I love it when negative results and outliers win

Recently, we at the University of Oregon were treated to a terrific seminar from Tom Reimchen. His has spent a career looking at the evolutionary traits of tiny stickleback fish in lakes on Haida Gwaii, off the coast of British Columbia. His results were sweeping and impressive, as results often are after decades of work – he has found over and over that a few morphological aspects of stickleback in lakes near each other varied based on their small lake environment and resulting selective pressures. Basically, long spines and tough protective plates protect from attack, but at a fitness (speed and evasion) cost. Murkier lakes held sneak attacks from predators and thus tough protection was key; clear water allows stickleback to see attacks coming, so speed and evasion win the day. A beautiful story.

But studying many different lakes with many different chemistries, conditions and myriad other covariates makes for nuanced conclusions – most skeptical scientists hearing these results immediately want to know if there is anything more simple that might explain. Which is why Reimchen really struck me with an answer to a good question. An audience member was curious about fitness costs of building tough plates, and if these structures appeared even when resources like Ca and P were limiting – these are necessary to build bony plates. Over the years Reimchen and colleagues of course collected many different environmental parameters, including pH and Ca concentration. Almost all of these lakes were strongly Ca-deficient, meaning that it would be really hard to build bony plates, but if the water was murky and if the right predators were present, the stickleback always seemed to be well protected by these chemically-expensive structures. Closer to the ocean, however, splash and surge from salty water makes for high Ca conditions, and the researchers found that these lakes near the ocean were no more likely to hold heavily-plated stickleback than those inland, and that visibility and predation explained most of the variability.

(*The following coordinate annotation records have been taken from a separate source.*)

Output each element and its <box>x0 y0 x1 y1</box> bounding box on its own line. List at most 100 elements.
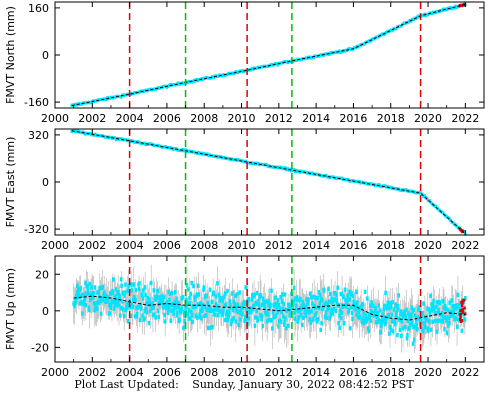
data-point <box>417 306 421 311</box>
data-point <box>307 307 311 312</box>
recent-points <box>459 298 467 323</box>
data-point <box>79 286 82 291</box>
x-tick-label: 2018 <box>377 239 405 252</box>
data-point <box>353 302 356 307</box>
data-point <box>229 321 233 327</box>
data-point <box>217 292 221 297</box>
data-point <box>409 316 413 322</box>
data-point <box>91 295 95 300</box>
data-point <box>428 308 432 313</box>
data-point <box>252 303 255 309</box>
data-point <box>392 319 395 324</box>
data-point <box>133 313 137 319</box>
data-point <box>259 312 262 318</box>
data-point <box>77 287 80 292</box>
data-point <box>119 95 123 99</box>
data-point <box>303 307 307 313</box>
data-point <box>305 306 308 311</box>
data-point <box>76 283 79 289</box>
data-point <box>225 309 229 314</box>
data-point <box>223 317 227 323</box>
data-point <box>304 313 308 318</box>
data-point <box>409 322 412 327</box>
data-point <box>379 329 383 334</box>
data-point <box>239 309 243 314</box>
data-point <box>355 289 358 295</box>
data-point <box>120 306 124 311</box>
data-point <box>420 326 424 331</box>
data-point <box>89 296 93 301</box>
data-point <box>390 312 394 317</box>
data-point <box>240 305 243 310</box>
data-point <box>386 300 390 305</box>
data-point <box>427 326 430 331</box>
data-point <box>94 301 98 306</box>
data-point <box>270 317 274 323</box>
data-point <box>125 301 129 306</box>
data-point <box>234 306 238 311</box>
data-point <box>240 311 244 316</box>
data-point <box>189 291 193 297</box>
x-tick-label: 2002 <box>78 239 106 252</box>
data-point <box>410 320 414 325</box>
data-point <box>86 286 90 291</box>
data-point <box>414 318 418 323</box>
data-point <box>339 315 343 321</box>
data-point <box>82 292 85 298</box>
data-point <box>142 316 146 321</box>
model-fit-line <box>71 3 466 107</box>
data-point <box>435 304 438 309</box>
data-point <box>120 283 123 288</box>
data-point <box>389 300 392 306</box>
data-point <box>355 312 359 317</box>
data-point <box>396 304 400 309</box>
data-point <box>160 293 163 299</box>
x-tick-label: 2006 <box>153 239 181 252</box>
data-point <box>403 312 406 317</box>
data-point <box>84 291 88 296</box>
data-point <box>221 310 225 316</box>
data-point <box>362 311 366 316</box>
data-point <box>197 292 200 297</box>
x-tick-label: 2018 <box>377 366 405 379</box>
data-point <box>443 314 447 320</box>
data-point <box>225 317 228 322</box>
data-point <box>378 319 381 324</box>
data-point <box>162 294 166 300</box>
data-point <box>87 291 90 296</box>
data-point <box>128 304 132 310</box>
data-point <box>391 299 394 305</box>
data-point <box>346 292 350 298</box>
data-point <box>147 300 150 306</box>
data-point <box>273 303 277 308</box>
data-point <box>102 290 106 295</box>
data-point <box>182 325 185 331</box>
data-point <box>134 297 137 303</box>
data-point <box>172 303 176 308</box>
data-point <box>412 324 415 330</box>
data-point <box>282 322 286 327</box>
data-point <box>432 298 435 304</box>
data-point <box>431 319 434 324</box>
data-point <box>195 292 199 297</box>
data-point <box>311 301 314 306</box>
data-point <box>446 307 450 313</box>
data-point <box>416 326 419 332</box>
data-point <box>291 301 295 307</box>
data-point <box>286 323 290 328</box>
data-point <box>196 302 200 307</box>
data-point <box>441 319 444 324</box>
data-point <box>169 302 173 308</box>
data-point <box>139 317 142 323</box>
data-point <box>250 297 254 302</box>
data-point <box>380 319 384 325</box>
recent-point <box>463 306 466 310</box>
data-point <box>395 303 399 309</box>
recent-point <box>462 298 466 302</box>
data-point <box>186 287 190 292</box>
data-point <box>351 293 355 299</box>
x-tick-label: 2022 <box>451 239 479 252</box>
data-point <box>338 325 342 330</box>
data-point <box>444 306 448 311</box>
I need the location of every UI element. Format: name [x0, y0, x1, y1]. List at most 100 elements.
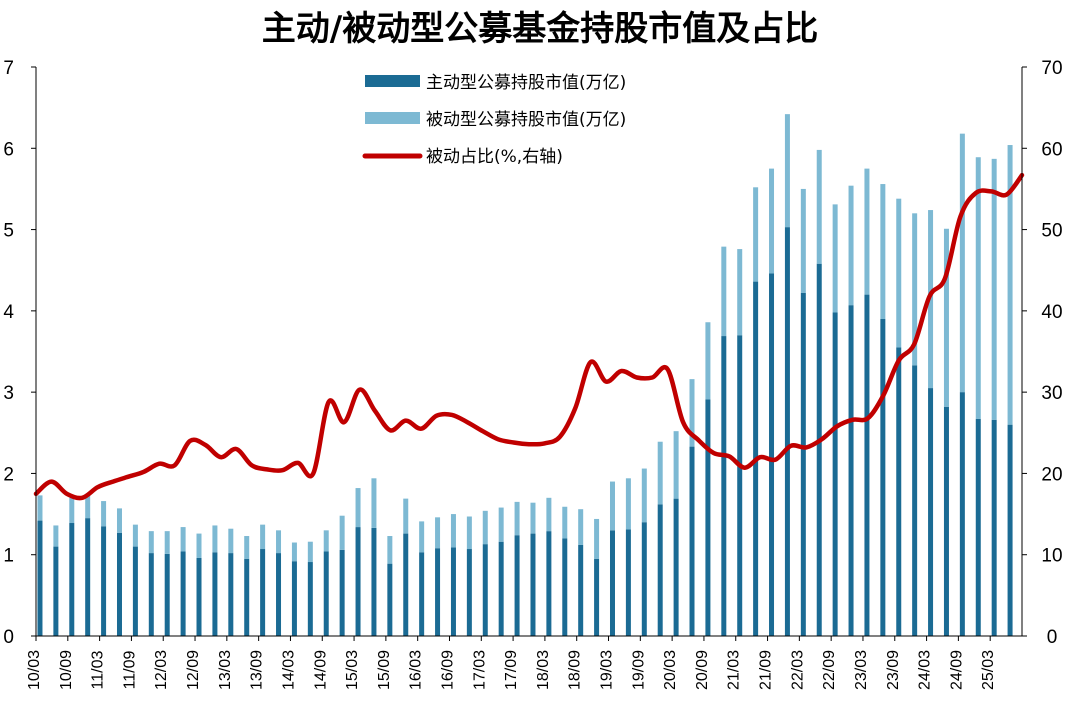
x-tick-label: 15/03 — [344, 650, 361, 690]
x-tick-label: 25/03 — [980, 650, 997, 690]
bar-passive — [291, 542, 297, 562]
bar-active — [880, 318, 886, 636]
ratio-line — [33, 172, 1025, 501]
x-tick-label: 21/09 — [758, 650, 775, 690]
bar-active — [848, 305, 854, 636]
bar-active — [435, 548, 441, 636]
x-tick-label: 11/09 — [121, 650, 138, 689]
bar-active — [307, 562, 313, 636]
bar-passive — [880, 184, 886, 319]
bar-active — [148, 553, 154, 636]
bar-passive — [832, 204, 838, 313]
bar-active — [132, 546, 138, 636]
bar-passive — [419, 521, 425, 553]
left-tick-label: 5 — [3, 221, 14, 242]
bar-active — [323, 551, 329, 636]
bar-active — [419, 552, 425, 636]
x-tick-label: 20/09 — [694, 650, 711, 690]
bar-series-group — [37, 114, 1013, 636]
bar-active — [609, 530, 615, 636]
bar-passive — [387, 536, 393, 564]
bar-passive — [609, 481, 615, 531]
bar-active — [928, 388, 934, 636]
bar-active — [546, 531, 552, 636]
bar-passive — [673, 431, 679, 499]
bar-active — [37, 520, 43, 636]
legend-label-ratio: 被动占比(%,右轴) — [426, 147, 563, 167]
bar-active — [594, 558, 600, 636]
legend-swatch-active — [365, 75, 420, 87]
x-tick-label: 18/03 — [535, 650, 552, 690]
bar-passive — [180, 527, 186, 552]
bar-passive — [132, 524, 138, 547]
bar-active — [530, 533, 536, 636]
bar-active — [769, 273, 775, 636]
bar-passive — [450, 514, 456, 548]
bar-passive — [498, 507, 504, 542]
bar-active — [101, 526, 107, 636]
right-tick-label: 30 — [1041, 383, 1062, 404]
x-axis-ticks: 10/03 10/09 11/03 11/09 12/03 12/09 13/03 13/09… — [26, 636, 997, 690]
bar-passive — [355, 488, 361, 528]
right-axis-ticks: 0 10 20 30 40 50 60 70 — [1022, 58, 1063, 648]
left-axis-ticks: 0 1 2 3 4 5 6 7 — [3, 58, 36, 648]
bar-passive — [975, 157, 981, 419]
bar-passive — [578, 509, 584, 545]
right-tick-label: 50 — [1041, 221, 1062, 242]
x-tick-label: 16/03 — [408, 650, 425, 690]
bar-active — [673, 498, 679, 636]
bar-passive — [53, 525, 59, 547]
bar-active — [276, 553, 282, 636]
bar-passive — [991, 158, 997, 420]
left-tick-label: 1 — [3, 546, 14, 567]
left-tick-label: 2 — [3, 464, 14, 485]
bar-active — [896, 347, 902, 636]
bar-passive — [689, 379, 695, 447]
bar-active — [721, 336, 727, 636]
bar-active — [975, 418, 981, 636]
bar-passive — [753, 187, 759, 282]
bar-passive — [546, 497, 552, 532]
bar-passive — [196, 533, 202, 558]
bar-active — [959, 392, 965, 636]
bar-active — [912, 365, 918, 636]
bar-passive — [164, 531, 170, 554]
bar-active — [784, 227, 790, 636]
bar-active — [737, 335, 743, 636]
bar-active — [514, 535, 520, 636]
bar-active — [244, 558, 250, 636]
x-tick-label: 19/09 — [630, 650, 647, 690]
bar-passive — [562, 506, 568, 539]
x-tick-label: 14/03 — [280, 650, 297, 690]
bar-passive — [260, 524, 266, 550]
right-tick-label: 0 — [1047, 627, 1058, 648]
bar-active — [260, 549, 266, 636]
bar-active — [403, 533, 409, 636]
left-tick-label: 7 — [3, 58, 14, 79]
bar-active — [339, 549, 345, 636]
bar-active — [991, 419, 997, 636]
bar-passive — [244, 536, 250, 559]
bar-active — [689, 446, 695, 636]
x-tick-label: 22/03 — [789, 650, 806, 690]
left-tick-label: 4 — [3, 302, 14, 323]
bar-passive — [85, 493, 91, 519]
bar-active — [562, 538, 568, 636]
bar-passive — [435, 517, 441, 549]
bar-passive — [37, 495, 43, 521]
right-tick-label: 60 — [1041, 139, 1062, 160]
bar-passive — [466, 516, 472, 550]
bar-passive — [625, 478, 631, 530]
bar-active — [943, 406, 949, 636]
x-tick-label: 14/09 — [312, 650, 329, 690]
bar-active — [387, 563, 393, 636]
x-tick-label: 21/03 — [726, 650, 743, 690]
bar-passive — [784, 114, 790, 228]
bar-active — [371, 527, 377, 636]
x-tick-label: 24/09 — [948, 650, 965, 690]
legend-label-active: 主动型公募持股市值(万亿) — [426, 73, 626, 93]
x-tick-label: 12/03 — [153, 650, 170, 690]
bar-active — [212, 552, 218, 636]
bar-passive — [101, 501, 107, 527]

To a researcher trying to find out if predation is driving prey morphology, this negative result (bony structures are not explained by resource availability) likely comes as a relief – it supports your alternative hypothesis. But stoichiometry wants to explain so much in the natural world that it is really cool to see results that defy such a unifying principle.

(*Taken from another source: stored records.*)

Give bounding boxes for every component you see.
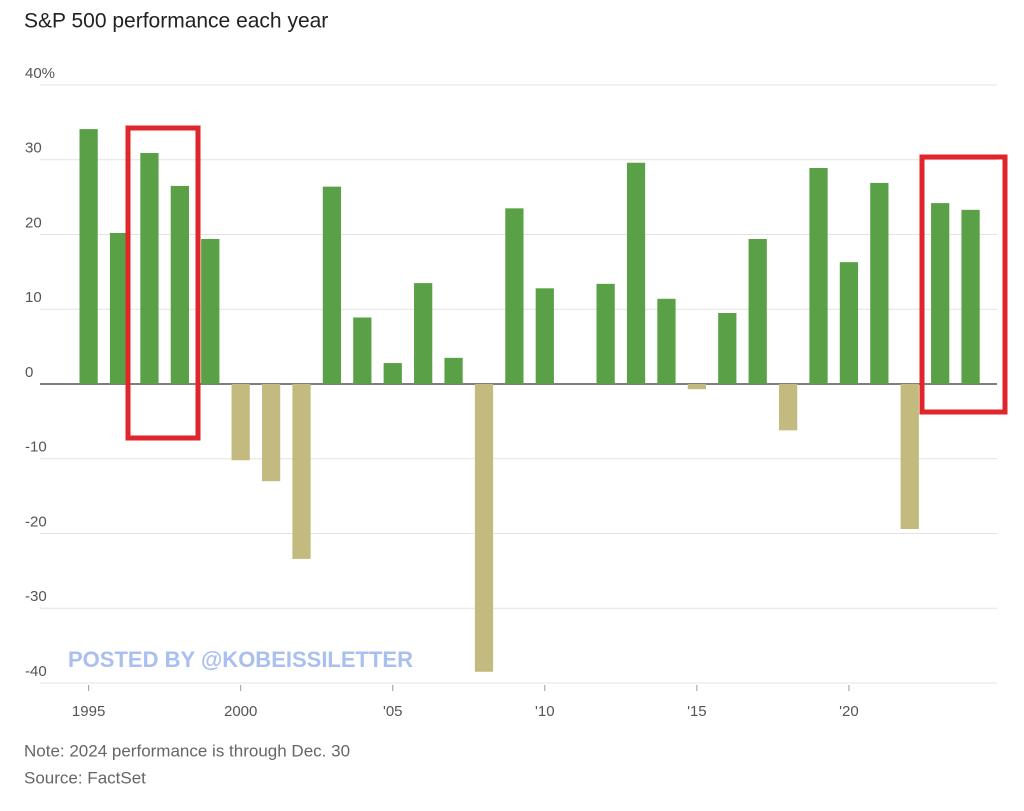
- x-tick-label: 2000: [224, 703, 257, 720]
- bar: [414, 283, 433, 384]
- x-tick-label: '05: [383, 703, 403, 720]
- bar: [870, 182, 889, 384]
- y-tick-label: 20: [25, 214, 42, 231]
- bar: [505, 208, 524, 384]
- bar: [657, 298, 676, 384]
- bar: [474, 384, 494, 672]
- bar: [961, 209, 980, 384]
- highlight-box: [919, 154, 1008, 415]
- bar: [170, 185, 189, 384]
- x-tick-label: '20: [839, 703, 859, 720]
- y-tick-label: -10: [25, 439, 47, 456]
- y-tick-label: 40%: [25, 65, 55, 82]
- bar: [140, 153, 159, 384]
- bar: [201, 238, 220, 384]
- y-tick-label: -30: [25, 588, 47, 605]
- y-tick-label: 10: [25, 289, 42, 306]
- bar: [809, 167, 828, 384]
- x-tick-label: 1995: [72, 703, 105, 720]
- bar: [383, 363, 402, 384]
- bar: [353, 317, 372, 384]
- y-tick-label: 30: [25, 140, 42, 157]
- bar: [261, 384, 281, 482]
- bar: [79, 129, 98, 384]
- y-tick-label: -20: [25, 513, 47, 530]
- bars: [79, 129, 980, 672]
- bar: [748, 238, 767, 384]
- bar: [322, 186, 342, 384]
- note: Note: 2024 performance is through Dec. 3…: [24, 741, 350, 760]
- bar: [231, 384, 250, 461]
- bar: [444, 357, 463, 384]
- bar: [109, 233, 129, 384]
- y-tick-label: -40: [25, 663, 47, 680]
- bar: [626, 162, 646, 384]
- bar: [900, 384, 919, 530]
- x-tick-label: '15: [687, 703, 707, 720]
- bar: [687, 384, 706, 390]
- bar: [718, 312, 737, 384]
- source: Source: FactSet: [24, 768, 146, 787]
- x-tick-label: '10: [535, 703, 555, 720]
- bar: [839, 262, 859, 384]
- bar: [596, 283, 615, 384]
- bar: [292, 384, 311, 559]
- bar: [778, 384, 798, 431]
- chart-title: S&P 500 performance each year: [24, 10, 328, 33]
- watermark: POSTED BY @KOBEISSILETTER: [68, 647, 413, 672]
- bar: [931, 203, 950, 384]
- bar: [535, 288, 554, 384]
- y-tick-label: 0: [25, 364, 33, 381]
- highlight-box: [125, 125, 201, 441]
- grid: 40% 30 20 10 0 -10 -20 -30 -40 1995 2000 '05 '10 '15 '…: [25, 65, 997, 720]
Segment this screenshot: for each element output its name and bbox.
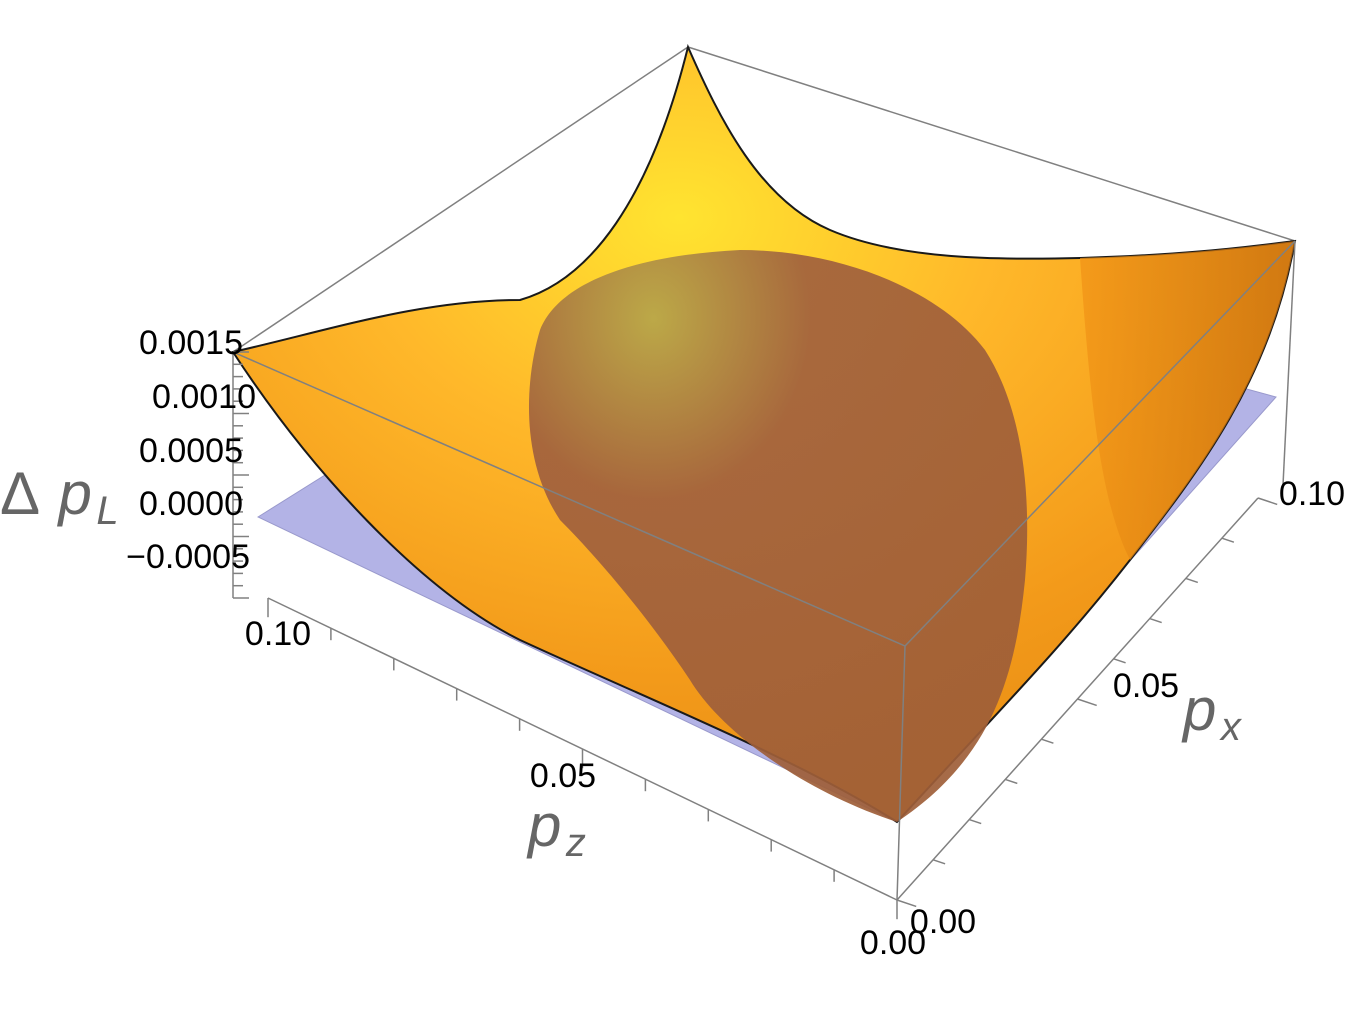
pz-axis-label: p z <box>526 792 586 865</box>
surface-right-shade <box>1080 241 1295 560</box>
px-axis-tick <box>1041 738 1054 744</box>
px-tick-label: 0.00 <box>910 903 976 941</box>
px-axis-tick <box>1077 698 1097 707</box>
pz-axis-label-sub: z <box>565 821 586 865</box>
px-axis-label: p x <box>1181 676 1243 749</box>
z-axis-ticks <box>233 351 249 599</box>
z-axis-label: Δ p L <box>0 460 119 533</box>
z-tick-labels: 0.0015 0.0010 0.0005 0.0000 −0.0005 <box>126 324 256 576</box>
z-axis-label-delta: Δ <box>0 460 40 527</box>
z-axis-label-var: p <box>57 460 92 527</box>
px-axis-tick <box>896 899 917 908</box>
z-tick-label: 0.0010 <box>152 378 256 416</box>
px-tick-labels: 0.00 0.05 0.10 <box>910 475 1345 941</box>
z-tick-label: 0.0005 <box>139 432 243 470</box>
px-tick-label: 0.05 <box>1113 667 1179 705</box>
px-axis-label-var: p <box>1181 676 1216 743</box>
px-axis-tick <box>1005 778 1018 785</box>
px-axis-tick <box>968 818 982 825</box>
z-tick-label: −0.0005 <box>126 538 250 576</box>
px-axis-label-sub: x <box>1219 705 1243 749</box>
px-axis-tick <box>1221 537 1235 543</box>
px-axis-tick <box>1113 658 1126 664</box>
pz-axis-label-var: p <box>526 792 561 859</box>
px-axis-tick <box>1149 617 1162 624</box>
z-tick-label: 0.0015 <box>139 324 243 362</box>
highlight-region <box>528 250 1028 822</box>
z-axis-label-sub: L <box>96 489 118 533</box>
pz-tick-label: 0.05 <box>530 757 596 795</box>
px-tick-label: 0.10 <box>1279 475 1345 513</box>
z-tick-label: 0.0000 <box>139 485 243 523</box>
pz-axis-ticks <box>267 598 898 920</box>
px-axis-tick <box>932 859 946 865</box>
pz-tick-labels: 0.10 0.05 0.00 <box>245 615 926 962</box>
pz-tick-label: 0.00 <box>860 924 926 962</box>
px-axis-tick <box>1257 497 1278 506</box>
px-axis-tick <box>1185 577 1199 584</box>
pz-tick-label: 0.10 <box>245 615 311 653</box>
px-axis-ticks <box>896 497 1278 908</box>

Maybe Josh Schimel’s book, Writing Science is the reason I latched onto this result. I absolutely love this book and it is changing the way I write in a big way – but also the way I think about science. Schimel goes to great length early in the book to argue for paying close attention to outliers and ugly data points, since outliers are often “…more novel, exciting, and important science.” This chapter hit me hard – I’m a data analyst for the most part and I almost always try to ignore outliers. It comes easy for me to think that samples were mishandled, poorly sequenced, or in other ways discountable. Outliers tend to look ugly, and negative results might mean that my data are not clean enough to see the relationship I assume is there. But Schimel’s book, along with Reimchen’s talk, have helped me to take a step back when data are not explained cleanly – to look even deeper when a few samples are uncooperative. As a graduate student studying statistics, I committed to memory the accepted rules for ignoring outliers in a dataset. The rules generally revolve around an assumption that points represent replicates from the same population; discount them if you have reason to believe they don’t. Now I am rethinking this approach, realizing that instead of discounting, I should more thoroughly investigate why a point is so far away from expectation.